To better understand the differences between the UTXO and account-based transaction models, consider the differences between transferring cash and sending money between bank accounts. Cash is usually stored in a variety of different denominations, based on how their owner received them. For example, a person with $10 could have one $5 bill, four $1 bills, and four $0.25 coins - or any other combination, depending on their transaction history. For this person to transfer $7.30, they must give their $5 bill, two $1 bills, and two $0.25 coins and receive $0.20 worth of change from the recipient. On the other hand, transferring $7.30 from a bank account holding $10 just requires subtracting $7.30 from the sender’s account and adding the same amount to the recipient’s account.
The UTXO model was chosen for Nomos notes in order to facilitate private transactions. In Nomos zones, this model is implemented by having notes be “used up” when they are spent. Instead of transferring a note to a recipient, a sender spends a note they own and creates a new note of equivalent value belonging to the recipient. A spent note can never be spent again. To keep track of the notes that can be spent and those that cannot, each Nomos zone maintains two Merkle trees: one for commitments of notes eligible for spending, and another of nullifiers representing spent notes. The root of both of these trees has a size of 32 bytes.
Commitments
The commitment to a note is calculated by taking the hash of its concatenated private data (see above) appended to the note’s public key, creating a unique, binding identifier for the note without revealing its data. A zone’s commitment set contains commitments to every note created in that zone. The commitment set is organised as a Merkle Mountain Range (MMR) tree, which arranges the data into a set of the largest possible full binary Merkle trees, whose roots are then hashed together to create the MMR tree’s root. Zone executors only need to store the roots of these subtrees, known as frontier nodes, in their commitment set, resulting in a “compressed” set that does not balloon in size as the amount of zone notes grows. A visual example of an MMR is shown below.

Proving that a note exists in a zone requires a Merkle proof of membership in the commitment set.
Nullifiers
To represent spent notes, nullifiers are created by taking the hash of the note’s secret key appended to its commitment. This scheme enforces privacy due to the unlinkability between commitments and nullifiers created by the hash function. Nullifiers for all notes spent in a zone are stored in that zone’s nullifier set, and therefore a note nullifier’s absence in a zone’s nullifier set means that the note has not yet been spent. It is therefore necessary to prove that a note’s nullifier is not a member of the nullifier set in order to be able to spend a note.
The nullifiers in a nullifier set are organised as an Indexed Merkle tree (IMT). This type of Merkle tree inserts leaves in a sorted way, with each leaf also including a pointer to the next-highest value leaf. Due to the presence of these pointers, IMTs are especially convenient for computing proofs of non-membership. More information on the properties of IMTs that make them well-suited for Nomos nullifier sets can be found here.

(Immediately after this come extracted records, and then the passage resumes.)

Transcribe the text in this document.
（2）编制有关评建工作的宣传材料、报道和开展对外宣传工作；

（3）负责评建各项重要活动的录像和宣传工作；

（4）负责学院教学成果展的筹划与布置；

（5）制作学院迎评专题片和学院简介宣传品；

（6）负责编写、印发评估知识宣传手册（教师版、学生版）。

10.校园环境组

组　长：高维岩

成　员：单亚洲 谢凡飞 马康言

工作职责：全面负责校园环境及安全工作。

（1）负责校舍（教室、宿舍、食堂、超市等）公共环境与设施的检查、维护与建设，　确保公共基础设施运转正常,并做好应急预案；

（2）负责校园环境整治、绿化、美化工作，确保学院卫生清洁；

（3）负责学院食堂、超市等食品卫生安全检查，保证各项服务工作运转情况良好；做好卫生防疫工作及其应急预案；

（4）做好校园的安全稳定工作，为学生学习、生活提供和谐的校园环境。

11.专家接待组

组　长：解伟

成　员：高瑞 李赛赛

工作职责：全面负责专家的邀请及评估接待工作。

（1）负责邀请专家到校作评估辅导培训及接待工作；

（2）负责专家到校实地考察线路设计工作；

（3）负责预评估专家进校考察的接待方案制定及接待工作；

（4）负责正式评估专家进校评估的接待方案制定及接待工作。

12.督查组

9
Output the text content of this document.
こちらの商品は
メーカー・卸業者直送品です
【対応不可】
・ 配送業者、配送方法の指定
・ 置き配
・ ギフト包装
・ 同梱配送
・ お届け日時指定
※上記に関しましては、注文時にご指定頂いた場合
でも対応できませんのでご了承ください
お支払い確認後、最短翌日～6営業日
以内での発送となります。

Transactions and Ledger Updates
Native zones support the full array of Nomos notes and enable private, atomic cross-zone transactions (PACTs). “Atomic” here means that the transaction must be executed on several zones within the same block, or not at all. So long as a transaction does not violate the common ledger rules and the note covenants, native zones have considerable freedom to create transactions modifying their commitment and nullifier sets as they see fit. The correctness of a zone’s ledger updates is ultimately enforced by Nomos validators on the Bedrock layer.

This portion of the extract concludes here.